Иногда выступала я с федосеевским оркестром и в публичных концертах, которые всегда становились для меня строгим экзаменом на чистоту и эмоциональную наполненность исполнения. Федосеев никогда не ограничивает певца жесткими рамками клавира, поощряя тем самым его порыв к импровизации. И тогда прямо на глазах у зрителей совершается чудо — нерасторжимое слияние голоса и сопровождения.
Меня часто спрашивают, в чем заключается секрет воздействия моих песен на слушателя. Должна сказать, что никакого секрета в моем пении не было и нет. Просто с самого детства я не принимала «открытый» звук, столь характерный для традиционной, фольклорной манеры пения. Я предпочитаю более прикрытое, мягкое звучание. В русском пении мне дороги именно «украшения», когда одна нотка нанизывается на другую.

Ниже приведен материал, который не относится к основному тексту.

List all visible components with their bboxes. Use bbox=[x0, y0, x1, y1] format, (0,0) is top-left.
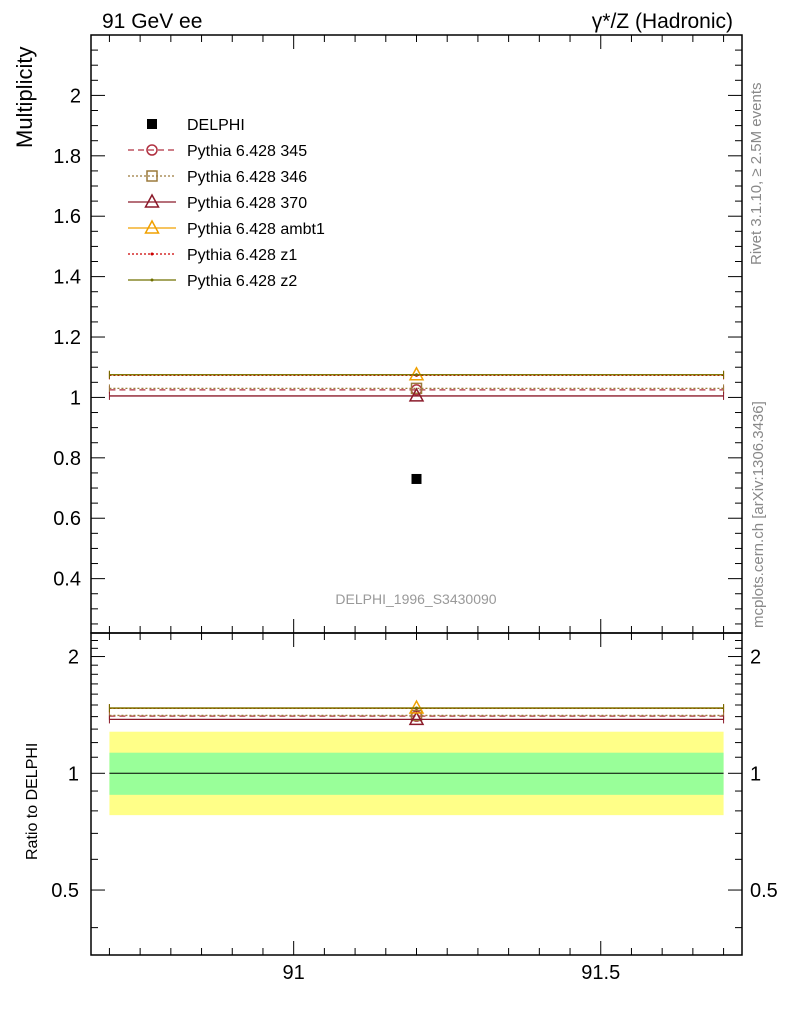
ratio-marker-ambt1 bbox=[408, 699, 425, 714]
legend-label-ambt1: Pythia 6.428 ambt1 bbox=[187, 221, 325, 238]
main-ytick-label: 1.6 bbox=[53, 206, 81, 228]
series-marker-p346 bbox=[410, 382, 423, 395]
legend-label-z1: Pythia 6.428 z1 bbox=[187, 247, 297, 264]
rivet-label: Rivet 3.1.10, ≥ 2.5M events bbox=[748, 83, 765, 266]
header-right: γ*/Z (Hadronic) bbox=[592, 10, 733, 33]
main-ytick-label: 0.6 bbox=[53, 508, 81, 530]
legend-label-z2: Pythia 6.428 z2 bbox=[187, 273, 297, 290]
analysis-watermark: DELPHI_1996_S3430090 bbox=[335, 591, 496, 607]
legend-marker-z2 bbox=[150, 278, 154, 282]
ratio-marker-z2 bbox=[415, 706, 418, 710]
main-ytick-label: 1.8 bbox=[53, 146, 81, 168]
legend-marker-z1 bbox=[150, 252, 154, 256]
ratio-ytick-label: 0.5 bbox=[51, 880, 79, 902]
legend-marker-p370 bbox=[144, 193, 160, 208]
main-ytick-label: 1.2 bbox=[53, 327, 81, 349]
legend-label-p345: Pythia 6.428 345 bbox=[187, 143, 307, 160]
ratio-ytick-label: 2 bbox=[68, 647, 79, 669]
ratio-marker-p370 bbox=[408, 710, 425, 726]
ratio-ytick-label-right: 2 bbox=[750, 647, 761, 669]
ratio-xtick-label: 91.5 bbox=[581, 962, 620, 984]
legend-label-p346: Pythia 6.428 346 bbox=[187, 169, 307, 186]
legend-marker-ambt1 bbox=[144, 219, 160, 234]
legend-label-delphi: DELPHI bbox=[187, 117, 245, 134]
header-left: 91 GeV ee bbox=[102, 10, 202, 33]
series-marker-ambt1 bbox=[408, 366, 425, 381]
main-ylabel: Multiplicity bbox=[12, 47, 37, 148]
ratio-ytick-label-right: 1 bbox=[750, 763, 761, 785]
legend-marker-p346 bbox=[146, 170, 158, 182]
data-point-delphi bbox=[411, 473, 422, 484]
main-ytick-label: 1 bbox=[70, 387, 81, 409]
ratio-ylabel: Ratio to DELPHI bbox=[24, 743, 41, 860]
main-ytick-label: 1.4 bbox=[53, 267, 81, 289]
mcplots-label: mcplots.cern.ch [arXiv:1306.3436] bbox=[750, 401, 767, 628]
legend: DELPHI Pythia 6.428 345 Pythia 6.428 346 Py… bbox=[128, 117, 325, 290]
ratio-ytick-label-right: 0.5 bbox=[750, 880, 778, 902]
main-ytick-label: 2 bbox=[70, 85, 81, 107]
series-marker-p370 bbox=[408, 387, 425, 402]
ratio-xtick-label: 91 bbox=[283, 962, 305, 984]
legend-marker-p345 bbox=[146, 144, 158, 156]
legend-label-p370: Pythia 6.428 370 bbox=[187, 195, 307, 212]
legend-marker-delphi bbox=[147, 119, 157, 129]
main-ytick-label: 0.4 bbox=[53, 569, 81, 591]
main-ytick-label: 0.8 bbox=[53, 448, 81, 470]
ratio-marker-p346 bbox=[410, 709, 423, 722]
ratio-ytick-label: 1 bbox=[68, 763, 79, 785]
series-marker-z2 bbox=[415, 373, 418, 377]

«Никогда ты не поешь, как написано!» — полушутя-полусерьезно говорил мне художественный руководитель Хора русской песни радио профессор Николай Кутузов. А дело было в том, что в работе над песней я старалась находить свойственные только мне одной вокальные краски, добавочные нотки — форшлаги, мелизмы. Скажем, поют песню, как плетут где-нибудь в глубинной России знаменитые русские кружева; вся артель плетет одинаковый узор, а у одной из кружевниц лепесток выпуклей да изящней — вот и получается кружево рельефнее, а в этом красота-то какая! Здесь и чудо-птица, и чудо-цветы. Настоящая поэзия!
Кроме того, я вносила в уже готовую песню элементы импровизации, которая испокон веков была основой народного пения, придавая песне неизменную свежесть, наполняя ее животворными соками.
Мой излюбленный вокальный прием — контрастное сопоставление на одном дыхании громкого и тихого, как бы засурдиненного, звучания с незаметными переходами. Владение им помогает выделить мелодические «светотени», усилить соответствующие акценты. Для меня это не вокальный эффект, а средство выражения бесконечно разнообразных человеческих переживаний в их непрерывном движении.
Такая манера пения утверждалась в процессе моего творческого содружества с разными музыкантами, и прежде всего с моими многолетними партнерами Анатолием Шалаевым и Николаем Крыловым.
Когда в детстве Толе Шалаеву ставили баян на колени, его едва было видно из-за инструмента. Шестилетний мальчуган запомнился многим по кинокомедии «Волга-Волга», где он гордо и важно объявляет: «Музыка — ваша, обработка — моя!»